My explanation of why ties were a violation of assumptions was not a claim that ties invalidated the results. The statistical properties of the KS test in practice are relatively resistant or robust to failure of that assumption. The main problem with the KS test as I see is that it is excessively general and as a consequence is under-powered to identify meaningful differences of an interesting nature. The KS test is a very general test and has rather low power for more specific hypotheses.

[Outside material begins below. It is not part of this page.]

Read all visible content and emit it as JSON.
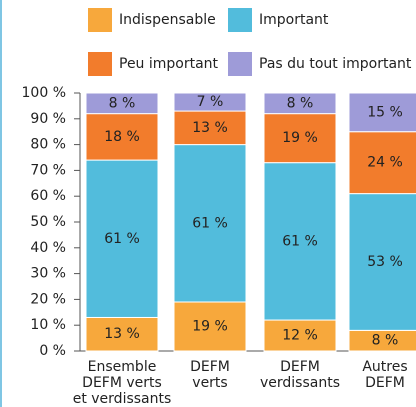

On the other hand, I also see the KS-test (or the "even more powerful" Anderson Darling or Lillefors(sp?) test) used to test "normality" in situations where such a test is completely unwarranted, such as test for the normality of variables being used as predictors in a regression model before the fit. One might legitimately want to be testing the normality of the residuals since that is what is assumed in the modeling theory. Even then modest departures from normality of the residuals do not generally challenge the validity of the results. Persons would be better of using robust methods to check for important impact of "non-normality" on conclusions about statistical significance.

Perhaps you should consult with a local statistician? It might assist you in defining the statistical question a bit more precisely and therefore have a better chance of identifying a difference if one actually exists. That would be avoidance of a "type II error": failing to support a conclusion of difference when such a difference is present.